The idea of Research and Development (R & D) has been around for longer than Bell Labs, but has been embraced by technology companies over the last 50 years in hugely influential ways.  Think of unmanned drones, iPhones, GoogleGlass and self-driving cars and you will soon understand why technology designers are on the edge of innovation in the spirit of the artistic Avant-Garde.  Through their work, we have evolved as a culture in ways that can only be rivaled by the Industrial Revolution in the early 19th century.

But what about the artistic Avant-Garde? What about the institutions that have, for the past 300 years, first bucked then gradually accepted its ‘breakthroughs’ as part of the accepted evolution of art and culture?  In some parts of the art world (mainly the visual arts), we can find plenty of examples of new research and development pushing curatorial practices, exhibition schedules, capital projects and marketing.  This continued support for newness and exploration in the visual art world is mostly driven by the object-oriented obsessions of collectors.  In music and theater, however, where tickets sold are the measure of financial stability, the cultural institutions have adopted a significantly more conservative stance that all but relegates research and development to a successful subscription series, production or festival, preferring to cordon off their explorations into low-risk, half-hearted attempts to find a younger and hipper audience.

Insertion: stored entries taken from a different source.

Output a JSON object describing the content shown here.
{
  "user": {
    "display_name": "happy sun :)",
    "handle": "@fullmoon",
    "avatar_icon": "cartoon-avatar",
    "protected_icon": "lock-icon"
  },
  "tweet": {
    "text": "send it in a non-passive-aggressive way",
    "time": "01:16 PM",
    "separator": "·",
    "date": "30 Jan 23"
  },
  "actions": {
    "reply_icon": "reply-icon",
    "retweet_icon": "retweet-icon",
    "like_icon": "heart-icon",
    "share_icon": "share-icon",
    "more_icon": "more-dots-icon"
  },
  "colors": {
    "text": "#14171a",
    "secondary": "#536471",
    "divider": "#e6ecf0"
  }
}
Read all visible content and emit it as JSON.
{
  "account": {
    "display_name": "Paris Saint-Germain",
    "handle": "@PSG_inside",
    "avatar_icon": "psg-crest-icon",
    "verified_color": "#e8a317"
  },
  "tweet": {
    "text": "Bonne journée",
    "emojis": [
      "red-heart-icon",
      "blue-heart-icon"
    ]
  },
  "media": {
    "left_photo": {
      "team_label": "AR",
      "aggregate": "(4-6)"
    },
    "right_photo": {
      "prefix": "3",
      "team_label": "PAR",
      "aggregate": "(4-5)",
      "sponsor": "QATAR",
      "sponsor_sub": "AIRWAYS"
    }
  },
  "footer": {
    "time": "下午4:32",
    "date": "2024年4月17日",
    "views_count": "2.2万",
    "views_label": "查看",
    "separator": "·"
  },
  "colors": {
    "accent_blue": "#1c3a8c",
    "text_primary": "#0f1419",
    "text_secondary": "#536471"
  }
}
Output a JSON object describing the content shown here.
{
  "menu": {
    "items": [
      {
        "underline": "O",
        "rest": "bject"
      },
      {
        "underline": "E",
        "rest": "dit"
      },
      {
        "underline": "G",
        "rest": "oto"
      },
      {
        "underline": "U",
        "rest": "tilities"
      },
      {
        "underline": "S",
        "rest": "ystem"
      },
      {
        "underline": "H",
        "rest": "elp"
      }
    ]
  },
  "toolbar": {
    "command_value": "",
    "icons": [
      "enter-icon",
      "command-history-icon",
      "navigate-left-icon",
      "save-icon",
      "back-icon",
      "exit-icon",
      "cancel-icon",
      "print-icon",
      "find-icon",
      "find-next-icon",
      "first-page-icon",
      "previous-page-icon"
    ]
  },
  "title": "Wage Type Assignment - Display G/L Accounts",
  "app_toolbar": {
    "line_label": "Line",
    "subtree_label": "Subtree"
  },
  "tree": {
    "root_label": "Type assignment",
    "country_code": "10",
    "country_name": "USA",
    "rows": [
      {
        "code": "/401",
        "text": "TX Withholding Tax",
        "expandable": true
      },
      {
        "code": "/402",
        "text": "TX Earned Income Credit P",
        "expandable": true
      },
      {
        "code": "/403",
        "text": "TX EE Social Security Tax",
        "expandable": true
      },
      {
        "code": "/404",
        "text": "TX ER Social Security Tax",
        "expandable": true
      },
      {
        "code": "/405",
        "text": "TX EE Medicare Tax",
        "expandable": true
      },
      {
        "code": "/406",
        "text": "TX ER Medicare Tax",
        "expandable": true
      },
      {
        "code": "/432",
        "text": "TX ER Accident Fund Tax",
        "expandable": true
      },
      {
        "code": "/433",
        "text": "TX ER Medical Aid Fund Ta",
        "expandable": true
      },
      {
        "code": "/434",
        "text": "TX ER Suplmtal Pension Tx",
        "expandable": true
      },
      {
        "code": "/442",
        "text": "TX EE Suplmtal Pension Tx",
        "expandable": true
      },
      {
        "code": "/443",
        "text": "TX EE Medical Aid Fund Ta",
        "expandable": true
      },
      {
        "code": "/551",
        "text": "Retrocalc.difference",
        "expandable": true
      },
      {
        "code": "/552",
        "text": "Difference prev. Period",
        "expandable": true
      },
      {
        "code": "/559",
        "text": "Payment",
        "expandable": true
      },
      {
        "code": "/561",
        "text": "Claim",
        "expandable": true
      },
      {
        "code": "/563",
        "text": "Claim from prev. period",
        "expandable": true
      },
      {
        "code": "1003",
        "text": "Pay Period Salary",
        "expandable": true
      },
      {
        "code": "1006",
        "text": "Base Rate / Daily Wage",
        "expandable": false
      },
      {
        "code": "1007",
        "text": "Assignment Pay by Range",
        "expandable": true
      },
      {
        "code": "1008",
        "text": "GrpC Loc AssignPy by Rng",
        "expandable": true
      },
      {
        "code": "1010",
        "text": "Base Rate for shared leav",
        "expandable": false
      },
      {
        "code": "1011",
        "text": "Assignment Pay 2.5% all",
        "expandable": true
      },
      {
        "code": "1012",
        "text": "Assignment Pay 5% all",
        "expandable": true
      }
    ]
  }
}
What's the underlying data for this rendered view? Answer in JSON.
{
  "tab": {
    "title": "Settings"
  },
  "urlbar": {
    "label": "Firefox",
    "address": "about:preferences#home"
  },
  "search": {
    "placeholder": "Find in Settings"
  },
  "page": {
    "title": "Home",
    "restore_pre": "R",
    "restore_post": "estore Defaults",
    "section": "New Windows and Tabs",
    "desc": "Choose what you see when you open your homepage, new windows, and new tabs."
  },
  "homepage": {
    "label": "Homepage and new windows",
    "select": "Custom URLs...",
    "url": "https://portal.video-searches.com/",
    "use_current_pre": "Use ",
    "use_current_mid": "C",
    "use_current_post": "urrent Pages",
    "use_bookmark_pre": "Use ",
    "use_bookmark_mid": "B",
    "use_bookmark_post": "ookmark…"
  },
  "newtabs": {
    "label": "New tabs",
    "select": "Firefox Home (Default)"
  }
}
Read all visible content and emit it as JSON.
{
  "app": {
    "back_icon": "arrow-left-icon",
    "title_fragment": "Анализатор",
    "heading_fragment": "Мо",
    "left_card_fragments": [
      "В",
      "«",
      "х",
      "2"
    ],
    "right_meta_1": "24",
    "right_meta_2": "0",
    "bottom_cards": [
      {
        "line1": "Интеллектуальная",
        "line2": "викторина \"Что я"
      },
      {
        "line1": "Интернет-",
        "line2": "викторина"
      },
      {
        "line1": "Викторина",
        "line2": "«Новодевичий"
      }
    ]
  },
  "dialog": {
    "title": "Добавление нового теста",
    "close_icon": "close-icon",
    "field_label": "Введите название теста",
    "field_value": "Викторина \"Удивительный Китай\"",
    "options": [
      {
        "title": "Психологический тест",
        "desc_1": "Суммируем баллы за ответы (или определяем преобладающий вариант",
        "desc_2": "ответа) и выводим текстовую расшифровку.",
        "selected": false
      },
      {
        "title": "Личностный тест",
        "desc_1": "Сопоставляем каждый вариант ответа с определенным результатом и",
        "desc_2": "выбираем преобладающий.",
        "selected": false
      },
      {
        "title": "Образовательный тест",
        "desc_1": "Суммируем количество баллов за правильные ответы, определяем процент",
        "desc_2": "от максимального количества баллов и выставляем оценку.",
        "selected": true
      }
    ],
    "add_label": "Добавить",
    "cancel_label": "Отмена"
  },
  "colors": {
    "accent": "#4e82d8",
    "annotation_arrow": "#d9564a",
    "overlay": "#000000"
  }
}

Part of the appeal of R & D in the world of technology is the David and Goliath myth, which posits that small scrappy thinkers can disrupt the hegemony and economic models of the ‘big boys’ and refresh both the creators and consumers of materials and ideas.  Nowadays, all major players in the tech market must maintain their campus of wild experiments in order to find their strategic next-steps as ideas and consumers churn.

So why don’t all the major Opera Houses, Symphonies and Presenters absorb the lessons of technology companies and create true R & D departments to help shape their strategies and audiences?  The answer is simple: too many failures.  I don’t know the statistics, but I imagine for every R & D success, there are likely many, many ‘failures.’  And as those of us in the arts world are aware, the ‘failures’ lose money and are very difficult to defend to board members and donors eager to be a part of something hugely successful.  And yet, what if true and sustainable success can only be found in one of the experiments that are undertaken by intrepid explorers toiling away in a safe environment of the R & D campus?  

Part of my interest in this question is in the work that Experiments in Opera does as a kind of research and development organization: big artistic risk-taking using moderate financial support and working hard to maintain a spirited and well-documented conversation that can inform future explorations.   This work is full of peril and plenty of ‘failures’ but always reaching towards the kind of disruption that could radically re-frame the status quo.

For now, we can only dream about what life might look like on our own artistic campus where risks are applauded and failure understood as part of the process of success. Until large cultural institutions embrace R & D as central to their strategies for growth, I will reserve my pity for the corded telephone, alone and dusty on the basement shelf in Princeton, NJ, still asking “what happened?”